Visfatin is an adipocytokine capable of mimicking the glucose-lowering effects of insulin and activating the pro-survival kinases phosphatidylinositol-3-OH kinase (PI3K)-protein kinase B (Akt) and mitogen-activated protein kinase kinase 1 and 2 (MEK1/2)-extracellular signal-regulated kinase 1 and 2 (Erk 1/2). Experimental studies have demonstrated that the activation of these kinases confers cardioprotection through the inhibition of the mitochondrial permeability transition pore (mPTP). Whether visfatin is capable of exerting direct cardioprotective effects through these mechanisms is unknown and is the subject of the current study. Anaesthetized C57BL/6 male mice were subjected to in situ 30 min. of regional myocardial ischaemia and 120 min. of reperfusion. The administration of an intravenous bolus of visfatin (5 x 10(-6) micromol) at the time of myocardial reperfusion reduced the myocardial infarct size from 46.1+/-4.1% in control hearts to 27.3+/-4.0% (n>or= 6/group, P<0.05), an effect that was blocked by the PI3K inhibitor, wortmannin, and the MEK1/2 inhibitor, U0126 (48.8+/-5.5% and 45.9+/-8.4%, respectively, versus 27.3+/-4.0% with visfatin; n>or= 6/group, P<0.05).

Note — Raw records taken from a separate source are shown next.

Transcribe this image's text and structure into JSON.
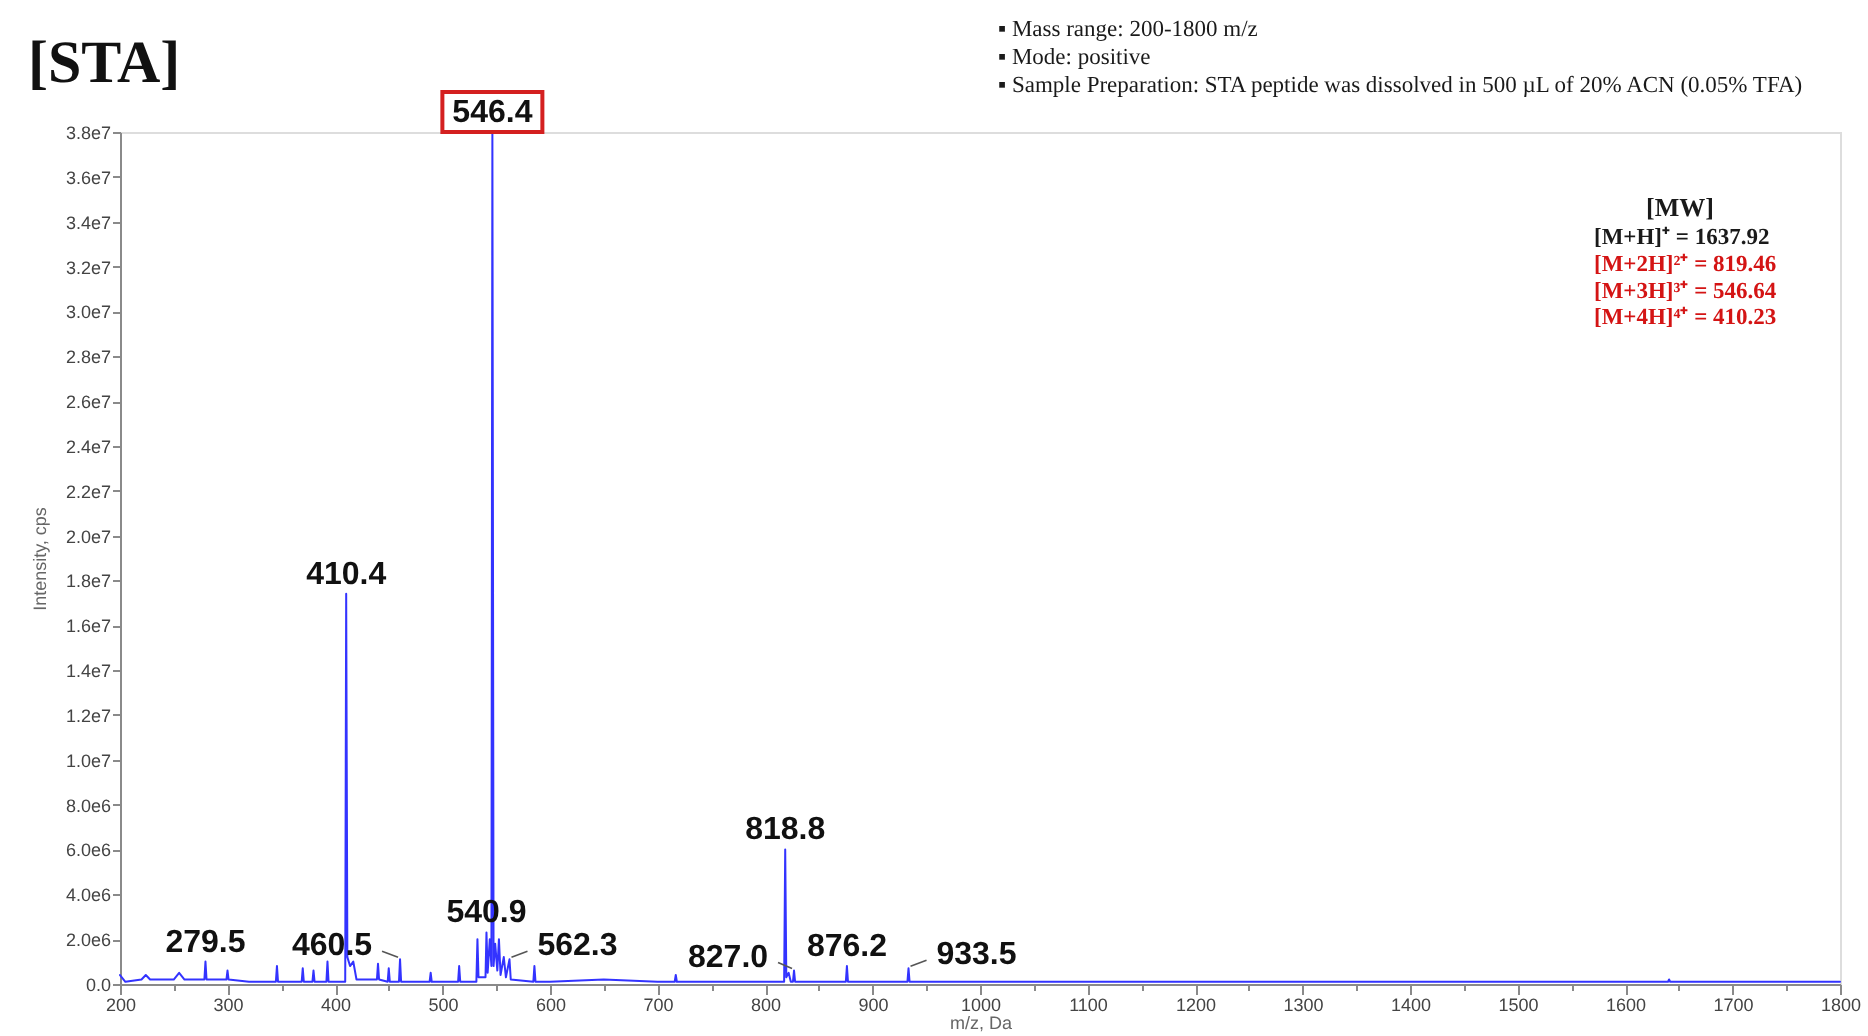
{
  "chart_data": {
    "type": "line",
    "title": "[STA]",
    "xlabel": "m/z, Da",
    "ylabel": "Intensity, cps",
    "color": "#3333ff",
    "xlim": [
      200,
      1800
    ],
    "xticks": [
      200,
      {
        "value": 250,
        "label": null
      },
      300,
      {
        "value": 350,
        "label": null
      },
      400,
      {
        "value": 450,
        "label": null
      },
      500,
      {
        "value": 550,
        "label": null
      },
      600,
      {
        "value": 650,
        "label": null
      },
      700,
      {
        "value": 750,
        "label": null
      },
      800,
      {
        "value": 850,
        "label": null
      },
      900,
      {
        "value": 950,
        "label": null
      },
      1000,
      {
        "value": 1050,
        "label": null
      },
      1100,
      {
        "value": 1150,
        "label": null
      },
      1200,
      {
        "value": 1250,
        "label": null
      },
      1300,
      {
        "value": 1350,
        "label": null
      },
      1400,
      {
        "value": 1450,
        "label": null
      },
      1500,
      {
        "value": 1550,
        "label": null
      },
      1600,
      {
        "value": 1650,
        "label": null
      },
      1700,
      {
        "value": 1750,
        "label": null
      },
      1800
    ],
    "ylim": [
      0,
      38000000
    ],
    "yticks": [
      {
        "value": 0,
        "label": "0.0"
      },
      {
        "value": 2000000,
        "label": "2.0e6"
      },
      {
        "value": 4000000,
        "label": "4.0e6"
      },
      {
        "value": 6000000,
        "label": "6.0e6"
      },
      {
        "value": 8000000,
        "label": "8.0e6"
      },
      {
        "value": 10000000,
        "label": "1.0e7"
      },
      {
        "value": 12000000,
        "label": "1.2e7"
      },
      {
        "value": 14000000,
        "label": "1.4e7"
      },
      {
        "value": 16000000,
        "label": "1.6e7"
      },
      {
        "value": 18000000,
        "label": "1.8e7"
      },
      {
        "value": 20000000,
        "label": "2.0e7"
      },
      {
        "value": 22000000,
        "label": "2.2e7"
      },
      {
        "value": 24000000,
        "label": "2.4e7"
      },
      {
        "value": 26000000,
        "label": "2.6e7"
      },
      {
        "value": 28000000,
        "label": "2.8e7"
      },
      {
        "value": 30000000,
        "label": "3.0e7"
      },
      {
        "value": 32000000,
        "label": "3.2e7"
      },
      {
        "value": 34000000,
        "label": "3.4e7"
      },
      {
        "value": 36000000,
        "label": "3.6e7"
      },
      {
        "value": 38000000,
        "label": "3.8e7"
      }
    ],
    "x": [
      200,
      205,
      220,
      224,
      228,
      250,
      255,
      260,
      278.5,
      279.5,
      280.5,
      299,
      300,
      301,
      320,
      345,
      346,
      347,
      369,
      370,
      371,
      379,
      380,
      381,
      392,
      393,
      394,
      409.5,
      410.4,
      411.5,
      414,
      417,
      420,
      439,
      440,
      441,
      449,
      450,
      451,
      459.5,
      460.5,
      461.5,
      488,
      489,
      490,
      514.5,
      515.5,
      516.5,
      531.5,
      532.5,
      533.5,
      540,
      540.9,
      542,
      544,
      545.5,
      546.4,
      547.5,
      549,
      551,
      552.5,
      554,
      557,
      559,
      562.3,
      563.5,
      584.5,
      585.5,
      586.5,
      600,
      650,
      700,
      716,
      717,
      718,
      750,
      800,
      817.8,
      818.8,
      819.8,
      822,
      824,
      826,
      827,
      828,
      840,
      875.2,
      876.2,
      877.2,
      932.5,
      933.5,
      934.5,
      1000,
      1200,
      1400,
      1640,
      1641,
      1642,
      1800
    ],
    "values": [
      400000,
      100000,
      200000,
      400000,
      200000,
      200000,
      500000,
      200000,
      200000,
      1000000,
      200000,
      200000,
      600000,
      200000,
      100000,
      100000,
      800000,
      100000,
      100000,
      700000,
      100000,
      100000,
      600000,
      100000,
      100000,
      1000000,
      100000,
      100000,
      17400000,
      1200000,
      800000,
      1000000,
      200000,
      200000,
      900000,
      200000,
      100000,
      700000,
      100000,
      100000,
      1100000,
      100000,
      100000,
      500000,
      100000,
      100000,
      800000,
      100000,
      100000,
      2000000,
      300000,
      300000,
      2300000,
      500000,
      2000000,
      800000,
      38000000,
      800000,
      1800000,
      600000,
      2000000,
      400000,
      1200000,
      300000,
      1100000,
      200000,
      100000,
      800000,
      100000,
      100000,
      200000,
      100000,
      100000,
      400000,
      100000,
      100000,
      100000,
      100000,
      6000000,
      300000,
      500000,
      100000,
      100000,
      600000,
      100000,
      100000,
      100000,
      800000,
      100000,
      100000,
      700000,
      100000,
      100000,
      100000,
      100000,
      100000,
      200000,
      100000,
      100000
    ],
    "annotations": [
      "▪ Mass range: 200-1800 m/z",
      "▪ Mode: positive",
      "▪ Sample Preparation: STA peptide was dissolved in 500 µL of 20% ACN (0.05% TFA)",
      "[MW]",
      "[M+H]⁺ = 1637.92",
      "[M+2H]²⁺ = 819.46",
      "[M+3H]³⁺ = 546.64",
      "[M+4H]⁴⁺ = 410.23",
      {
        "text": "279.5",
        "x": 279.5,
        "y": 1000000
      },
      {
        "text": "410.4",
        "x": 410.4,
        "y": 17400000
      },
      {
        "text": "460.5",
        "x": 460.5,
        "y": 1100000
      },
      {
        "text": "540.9",
        "x": 540.9,
        "y": 2300000
      },
      {
        "text": "546.4",
        "x": 546.4,
        "y": 38000000
      },
      {
        "text": "562.3",
        "x": 562.3,
        "y": 1100000
      },
      {
        "text": "818.8",
        "x": 818.8,
        "y": 6000000
      },
      {
        "text": "827.0",
        "x": 827.0,
        "y": 600000
      },
      {
        "text": "876.2",
        "x": 876.2,
        "y": 800000
      },
      {
        "text": "933.5",
        "x": 933.5,
        "y": 700000
      }
    ]
  }
}
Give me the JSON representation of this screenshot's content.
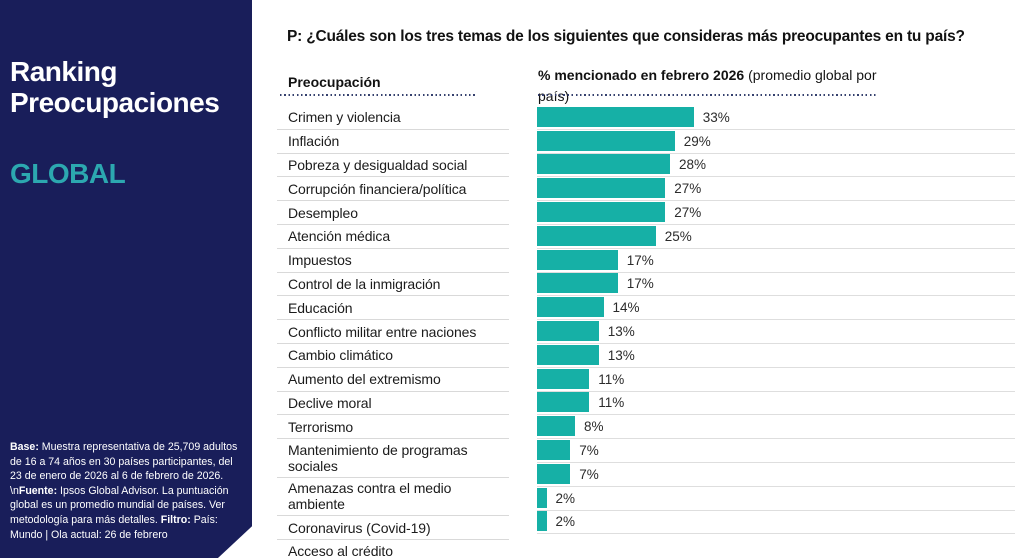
{
  "sidebar": {
    "title_line1": "Ranking",
    "title_line2": "Preocupaciones",
    "subtitle": "GLOBAL",
    "footnote": {
      "base_label": "Base:",
      "base_text": " Muestra representativa de 25,709 adultos de 16 a 74 años en 30 países participantes, del 23 de enero de 2026 al 6 de febrero de 2026. \\n",
      "fuente_label": "Fuente:",
      "fuente_text": " Ipsos Global Advisor. La puntuación global es un promedio mundial de países. Ver metodología para más detalles. ",
      "filtro_label": "Filtro:",
      "filtro_text": " País: Mundo | Ola actual: 26 de febrero"
    },
    "colors": {
      "background": "#191e5a",
      "subtitle_teal": "#2ca8b0"
    }
  },
  "main": {
    "question": "P: ¿Cuáles son los tres temas de los siguientes que consideras más preocupantes en tu país?",
    "col_header_left": "Preocupación",
    "col_header_right_bold": "% mencionado en febrero 2026",
    "col_header_right_regular": " (promedio global por país)"
  },
  "chart_data": {
    "type": "bar",
    "orientation": "horizontal",
    "title": "% mencionado en febrero 2026 (promedio global por país)",
    "xlabel": "",
    "ylabel": "Preocupación",
    "xlim": [
      0,
      40
    ],
    "grid": false,
    "bar_color": "#16b0a6",
    "categories": [
      "Crimen y violencia",
      "Inflación",
      "Pobreza y desigualdad social",
      "Corrupción financiera/política",
      "Desempleo",
      "Atención médica",
      "Impuestos",
      "Control de la inmigración",
      "Educación",
      "Conflicto militar entre naciones",
      "Cambio climático",
      "Aumento del extremismo",
      "Declive moral",
      "Terrorismo",
      "Mantenimiento de programas sociales",
      "Amenazas contra el medio ambiente",
      "Coronavirus (Covid-19)",
      "Acceso al crédito"
    ],
    "values": [
      33,
      29,
      28,
      27,
      27,
      25,
      17,
      17,
      14,
      13,
      13,
      11,
      11,
      8,
      7,
      7,
      2,
      2
    ],
    "value_labels": [
      "33%",
      "29%",
      "28%",
      "27%",
      "27%",
      "25%",
      "17%",
      "17%",
      "14%",
      "13%",
      "13%",
      "11%",
      "11%",
      "8%",
      "7%",
      "7%",
      "2%",
      "2%"
    ],
    "two_line_label_indices": [
      14,
      15
    ]
  }
}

In murine ventricular cardiomyocytes subjected to 30 min. of hypoxia followed by 30 min. of reoxygenation, visfatin (100 ng/ml), administered at the time of reoxygenation, reduced the cell death from 65.2+/-4.6% in control to 49.2+/-3.7%(n>200 cells/group, P<0.05), an effect that was abrogated by wortmannin and U0126 (68.1+/-5.2% and 59.7+/-6.2%, respectively; n>200 cells/group, P>0.05). Finally, the treatment of murine ventricular cardiomyocytes with visfatin (100 ng/ml) delayed the opening of the mPTP induced by oxidative stress from 81.2+/-4 sec. in control to 120+/-7 sec. (n>20 cells/group, P<0.05) in a PI3K- and MEK1/2-dependent manner. We report that the adipocytokine, visfatin, is capable of reducing myocardial injury when administered at the time of myocardial reperfusion in both the in situ murine heart and the isolated murine cardiomyocytes. The mechanism appears to involve the PI3K and MEK1/2 pathways and the mPTP.